Due to the potential for TAK-981 to enhance the activity of tafasitamab via activation of innate effector cells, we aimed to investigate the effects of this drug combination on ADCC, ADCP and tumor cell viability in vitro. Additionally, combinatorial activity of TAK-981 plus tafasitamab was evaluated in lymphoma xenograft models.
Methods
A panel of 9 aggressive lymphoma cell lines was analyzed (7 DLBCL and 2 Burkitt lymphoma). For ADCC, PBMC effector cells from healthy human donors were pre-treated with 0.1 or 1 µM TAK-981 or dimethyl sulfoxide (DMSO) control for 24 hours. Tumor cells were incubated with/without 1 nM tafasitamab in the presence of TAK-981 pretreated PBMCs at effector-to-target (E:T) ratios of 5:1 to 10:1 for 2 hours. Degranulation of NK cells was determined via CD107a surface expression after co-incubation of TAK-981 pre-treated PBMCs with tumor cells and 0.1 or 10 nM tafasitamab for 3 hours. Cytokine levels in the supernatant were investigated upon incubation of PBMCs with lymphoma cells, 1 µM TAK-981 and/or 10 nM tafasitamab for 24 hours. For the ADCP assays, in vitro differentiated macrophages were treated with 1 µM TAK-981 for 24 hours. Next, macrophages were incubated with lymphoma cells and 1 or 10 nM tafasitamab at an E:T ratio of 2:1 for 3 hours. For cell viability assays, tumor cells were treated with 1-1000 nM TAK-981 and/or 5 nM tafasitamab for 24 hours in the absence of effector cells. Cytotoxicity, phagocytosis, degranulation and cytokine release were analyzed by flow cytometry. Cell viability was assessed by determination of ATP levels. For in vivo analysis, effects of TAK-981 (7.5 mg/kg IV twice weekly) in combination with tafasitamab (3, 10 or 20 mg/kg IP twice weekly) on tumor growth were evaluated in Daudi and WSU-DLCL2 xenograft models of Burkitt lymphoma and DLBCL grown in SCID mice.
Results
In ADCC experiments, increased cytotoxicity was observed upon combination treatment with TAK-981 and tafasitamab compared to the respective mono treatments in 5/8 tested lymphoma cell lines (Daudi, SU-DHL-2, SU-DHL-6, TMD8, OCI-LY10). Moreover, TAK-981 plus tafasitamab enhanced degranulation of NK cells and cytokine release compared to mono treatments. In ADCP assays, combination of TAK-981 and tafasitamab resulted in increased phagocytosis rates in comparison to mono treatments in 2/2 tested cell lines (Daudi, Ramos). Cell viability analysis revealed a combination benefit by increased direct cytotoxic effects against SU-DHL-6 cells. Finally, TAK-981 and tafasitamab were investigated in Daudi and WSU-DLCL2 xenograft models with 3 weeks of dosing. In the Daudi model, the combination treatments of TAK-981 with 10 or 20 mg/kg tafasitamab performed better than either treatment alone, and in the WSU-DLCL2 model, the combination treatments of TAK-981 with 3, 10 or 20 mg/kg tafasitamab performed better than the single agent treatments.
Conclusions
The combination of TAK-981 with tafasitamab significantly enhanced anti-tumor effects compared to the respective monotherapies in vitro and in vivo. These preclinical data support a clinical evaluation of this drug combination in patients with lymphoma including aggressive subtypes such as Burkitt lymphoma and DLBCL.

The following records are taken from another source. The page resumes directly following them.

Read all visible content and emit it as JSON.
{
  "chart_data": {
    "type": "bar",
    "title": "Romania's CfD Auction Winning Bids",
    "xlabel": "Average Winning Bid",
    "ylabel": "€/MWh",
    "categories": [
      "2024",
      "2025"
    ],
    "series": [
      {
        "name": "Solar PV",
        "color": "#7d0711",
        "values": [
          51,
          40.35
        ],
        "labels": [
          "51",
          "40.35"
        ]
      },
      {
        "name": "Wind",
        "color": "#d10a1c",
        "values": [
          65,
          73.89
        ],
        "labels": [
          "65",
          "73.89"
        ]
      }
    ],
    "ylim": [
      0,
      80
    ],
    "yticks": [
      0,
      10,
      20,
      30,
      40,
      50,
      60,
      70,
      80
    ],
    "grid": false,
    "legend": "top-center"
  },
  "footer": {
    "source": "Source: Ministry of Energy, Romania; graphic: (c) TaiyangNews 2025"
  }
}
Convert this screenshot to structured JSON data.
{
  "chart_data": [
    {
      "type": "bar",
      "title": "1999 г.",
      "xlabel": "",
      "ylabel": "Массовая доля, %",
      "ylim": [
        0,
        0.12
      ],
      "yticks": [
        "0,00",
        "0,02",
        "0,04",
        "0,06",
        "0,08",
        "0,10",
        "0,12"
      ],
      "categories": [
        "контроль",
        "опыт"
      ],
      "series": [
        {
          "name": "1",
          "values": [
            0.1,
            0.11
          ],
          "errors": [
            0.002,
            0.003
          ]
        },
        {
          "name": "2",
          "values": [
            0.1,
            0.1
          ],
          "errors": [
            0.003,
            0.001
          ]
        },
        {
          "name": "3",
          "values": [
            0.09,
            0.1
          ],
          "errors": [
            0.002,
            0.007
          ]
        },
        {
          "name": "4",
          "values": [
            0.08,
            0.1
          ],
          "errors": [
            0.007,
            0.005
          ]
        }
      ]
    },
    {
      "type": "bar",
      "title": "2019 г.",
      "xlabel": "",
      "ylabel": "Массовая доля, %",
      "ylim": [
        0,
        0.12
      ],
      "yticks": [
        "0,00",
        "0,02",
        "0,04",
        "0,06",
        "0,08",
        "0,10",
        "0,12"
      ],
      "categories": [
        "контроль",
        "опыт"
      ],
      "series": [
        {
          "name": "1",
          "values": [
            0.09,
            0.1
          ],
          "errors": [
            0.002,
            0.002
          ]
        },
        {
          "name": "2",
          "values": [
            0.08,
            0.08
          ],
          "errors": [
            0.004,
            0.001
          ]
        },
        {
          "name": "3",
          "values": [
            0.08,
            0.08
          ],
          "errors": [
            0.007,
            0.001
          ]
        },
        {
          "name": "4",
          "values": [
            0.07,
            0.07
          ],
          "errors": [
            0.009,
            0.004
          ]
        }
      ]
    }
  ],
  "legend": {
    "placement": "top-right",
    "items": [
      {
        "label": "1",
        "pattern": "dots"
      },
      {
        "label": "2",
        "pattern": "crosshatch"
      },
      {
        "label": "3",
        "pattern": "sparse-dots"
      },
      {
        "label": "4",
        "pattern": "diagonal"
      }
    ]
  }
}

The study was funded by MorphoSys AG and Takeda Development Center Americas, Inc.
Disclosures
Patra-Kneuer: MorphoSys AG: Current Employment. Nakamura: Takeda Development Center Americas, Inc.: Current Employment. Song: Takeda Pharmaceuticals International Co.: Current Employment. Grossman: Takeda Development Center, Cambridge MA: Current Employment. Polzer: MorphoSys: Current Employment. Ginzel: MorphoSys: Current Employment. Steidl: MorphoSys AG: Current Employment. Berger: Takeda Development Center Americas, Inc.: Current Employment. Proscurshim: Takeda Pharmaceuticals: Current Employment, Current holder of individual stocks in a privately-held company. Heitmüller: MorphoSys AG: Current Employment.